I did own this back in 1999 (no longer do), but I felt it was ok, nothing more. "Hot Spot" definitely takes me back to the summer of 99. One thing I can say about this album is that she got a list of who's who in terms of who was hot at the moment, Jay-Z, DMX, Beanie Sigel, Memphis Bleek, Noreaga, even Juvenile, to name a few. She also did another remake, this time covering Salt N Pepa's "Tramp", and again, while it doesn't hold a candle to the original, she did well.

Rating- About 3 stars here also

Favorite song- Hot Spot

Overall: Most fans would (and probably still do) consider these albums "sophomore jinxs", as they were nowhere near the level of hype and quality of their debuts, albeit still successful. By a hair, I'll go with "Chyna Doll" on this one.


I was close to checking this out in 2003 when it was released, but I didn't get around to doing it until 2 weeks ago, which was after I Spotified "The Notorious Kim". Although the album has a few decent songs throughout, the highlight here is the Timbaland produced, Mr. Cheeks featured "The Jump Off", and a lot of us are still wondering just how the hell she can "make a Sprite can disappear in her mouth". 

Rating- Between 3 and 3.5 stars

Favorite song- The Jump Off (featuring Mr. Cheeks)


I did previously own this is 2001, and I'll tell you one thing, I do remember really liking this album at the time, and I felt it was her most personal album yet. The production was largely on point and lyrically it was on par with, if not better than, "The Ill Na Na", especially on "The B.K. Anthem" and the reggae fused "Oh Yeah" (featuring Spragga Benz). Although those two songs made a little noise in 2001, overall this album largely fell on deaf ears at the time, and I actually would recommend this if you never heard it before.

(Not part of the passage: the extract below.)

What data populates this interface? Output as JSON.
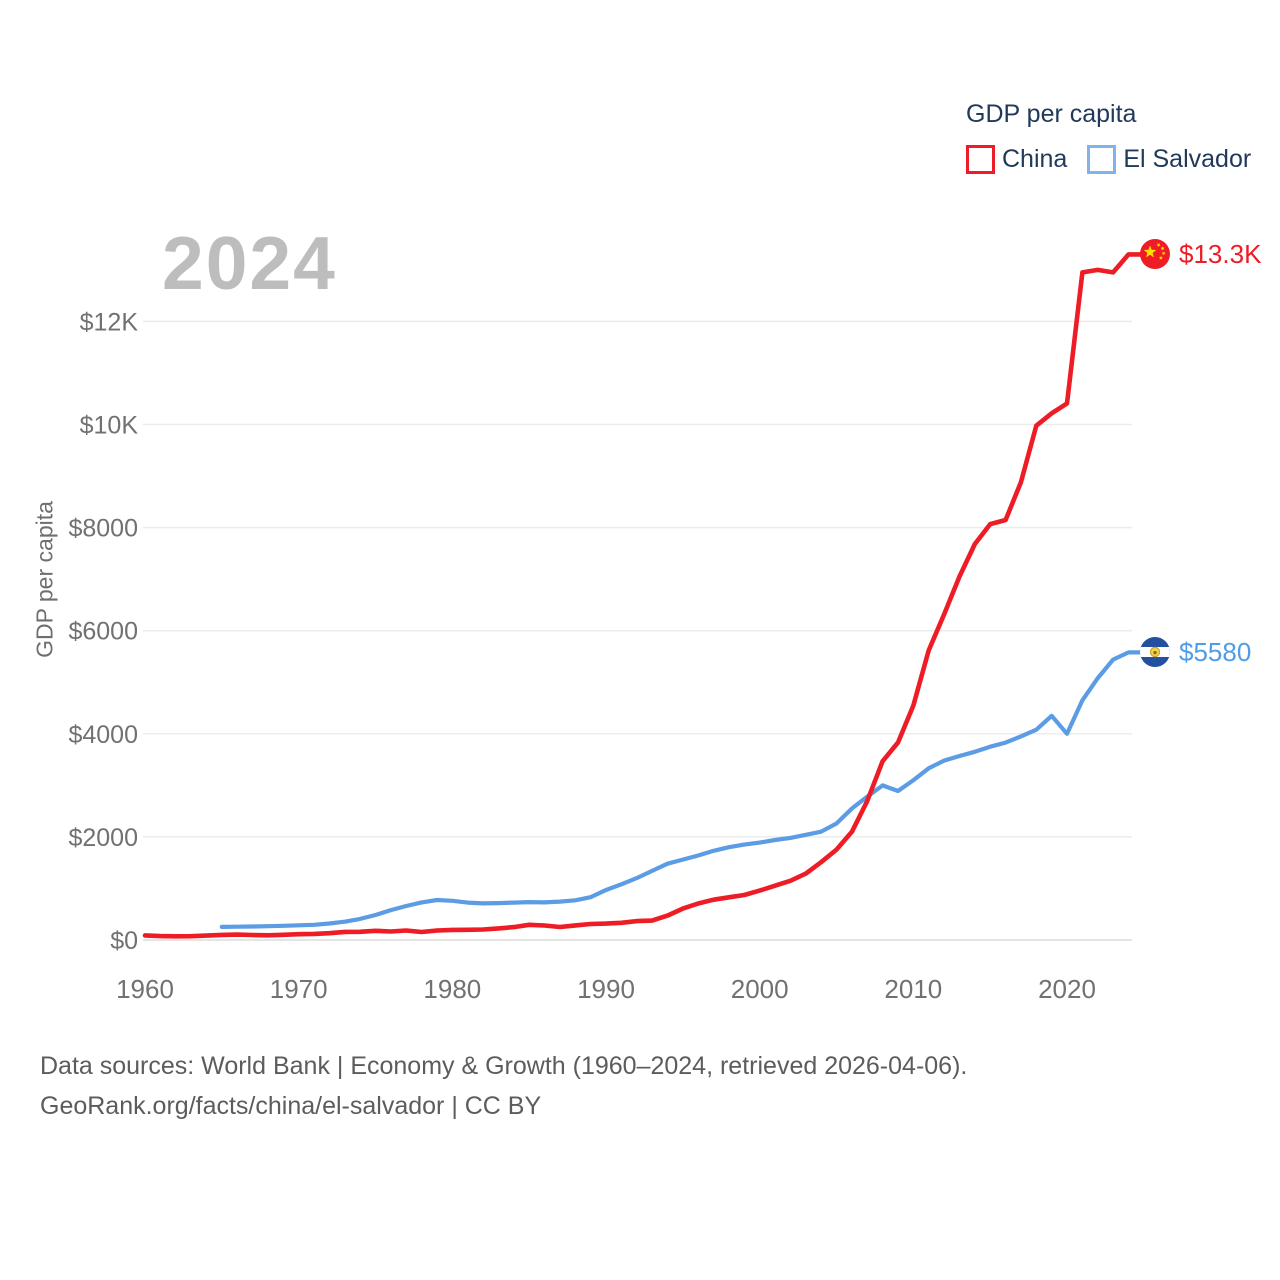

Rating- Probably 3.5 stars

Favorite song- 

Overall- Hands down, "Broken Silence" is a better album than "La Bella Mafia" in my humble opinion.


This album is remembered for two reasons: 1) it was released the same day Kim was sentenced to jail for perjury and 2) it was inexplicably given 5 mics in The Source. And yep, I also Spotified this 2 weeks ago after her second and third albums, respectively, and I kinda liked it a little more than "La Bella Mafia". The Scott Storch produced banger "Lighters Up" is one of her best songs, however, my joint here is "Whoa", and although Kim was lyrically in top form, the beat to this song KNOCKS, seriously, and I recommend you check it out if you haven't heard it, even if you just listen to the instrumental. As you listen to this album, it's almost like Kim was really focused, as if she knew she had to make a musical statement prior to her jail sentence, still not a 5 star album though.

Rating- Between 3.5 and yes, 4 stars

Favorite song- Whoa


This was dubbed as a "street album", with 2001's "Broken Silence" her last true studio album. It doesn't break any new ground per se (still the same ol Foxy), but two standouts here are "Too Real" and the banger "Bulletproof Love/One Love", which probably weren't heard at the time of its 2008 release. 

Rating- 2 stars, largely attributed to the two aforementioned songs

Favorite song- Bulletproof Love/One Love

Overall: "The Naked Truth" is the clear winner here.

Total- 2-2 with no clear winner, wasn't expecting that one.

Kim & Foxy's best verse ever??

I have always picked the following song as the one that has Kim's best verse, and I stand by that pick to this day. She flowed WELL here.
 
Whether she wrote it or not is irrelevant, as this is clearly Foxy's best verse.



Kim and Foxy have went through various changes since the peak of their careers, especially in reference to their appearance (in Kim's case), but there hasn't been another time in hip hop where two femcees, who were closely linked, took the world by storm, basically at the same time, while being championed by the likes of Nas, Jay-Z, and The Notorious BIG in the process, and we'll likely never see it again, not even from themselves. And like I mentioned in the introduction, for better or worse they changed everything regarding the femcees role in hip hop, but in the meantime, I salute them for their contributions.